J’ai l’impression que notre entreprise a brillamment traversé cette pandémie, qui a été gérée avec beaucoup de doigté. Le mérite en revient certainement à tous les collaborateurs, à l’équipe dirigeante et à mon prédécesseur, Markus Lötscher. Dans le même temps, Pistor a assumé sa responsabilité coopérative dans cette crise: nous avons soutenu nos coopérateurs avec un ensemble d’aides financières. Cela a été très bien accueilli.

Comment se présente la situation actuelle post-pandémie?

Elle est positive. Notre chiffre d’affaires est même plus élevé qu’avant la pandémie et nous gagnons constamment de nouveaux clients. Il y a bien entendu quelques projets mis en veille à l’époque que nous relançons aujourd’hui.

De quels projets s’agit-il?

Des projets d’investissement et des projets informatiques, dont la planification et la construction d’un bâtiment polyvalent ou le passage au programme de traitement de données SAP.

Il n’y a pas eu de répit. Nous sommes confrontés à une nouvelle crise avec les conséquences de la guerre en Ukraine. Quelle est la situation actuelle chez Pistor, notamment en ce qui concerne le secteur de l’énergie?

Tout un ensemble de paramètres se conjuguent actuellement: il y a l’inflation, la sécurité d’approvisionnement incertaine en Suisse – dans le domaine de l’énergie notamment – et les conflits militaires en Ukraine, mais aussi le bras de fer entre la Chine et Taiwan. Toute notre chaîne logistique est mise à l’épreuve. Ces sujets sont donc récurrents au sein de notre direction. Pour ce qui est de la pénurie d‘électricité, nous avons élaboré un plan d’urgence.

Quel serait le pire scénario?

S’il devait y avoir des coupures de courant durant plusieurs heures. Pour l’instant, il y a beaucoup d’incertitudes. On ignore ce que décidera le Conseil fédéral et quel impact cela aura sur notre entreprise. Mais nous savons que nous faisons face à un grand défi, sachant que notre exploitation logistique fonctionne à l’électricité 24 heures sur 24. Notre objectif est de maintenir le niveau de qualité de notre service à la clientèle, dans cette situation également.

La spirale inflationniste se poursuit allègrement et la sécurité de l‘approvisionnement est menacée. Que recommandez-vous à nos membres?

D’une part, de prendre la situation au sérieux, et de ne pas agir selon le «principe de l’espoir» – en pensant seulement que «tout ira bien». Il faut se préparer à différents scénarios. Les recommandations d’action de la BCS sont notamment très utiles à cet effet, et constituent une excellente documentation à laquelle se référer.
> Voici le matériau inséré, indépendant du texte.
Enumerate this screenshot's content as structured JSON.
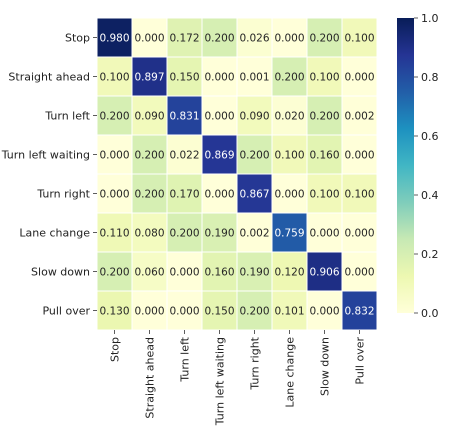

Une autre option serait que les membres se soutiennent mutuellement. Pistor réféchit évidemment également à la manière dont nous pourrions aider notre clientèle.

Quittons le sujet des crises. Comment décririez-vous votre style de direction?

Je pense que mes collaborateurs me perçoivent comme quelqu’un de droit qui a l’esprit d’équipe. Il est important pour moi que nous trouvions des solutions ensemble et que des discussions aient lieu. Il peut donc aussi y avoir des frictions. Mes trois principes de gestion les plus importants sont les suivants: aborder les tâches de manière positive et orientée vers les solutions, trouver les meilleures solutions en équipe et les promouvoir, et être ouvert au changement, sachant que le changement est la seule chose qui ne change pas. On peut toujours être fier de ce qu’on a accompli, mais celui qui croit être quelque chose a cessé de devenir quelque chose.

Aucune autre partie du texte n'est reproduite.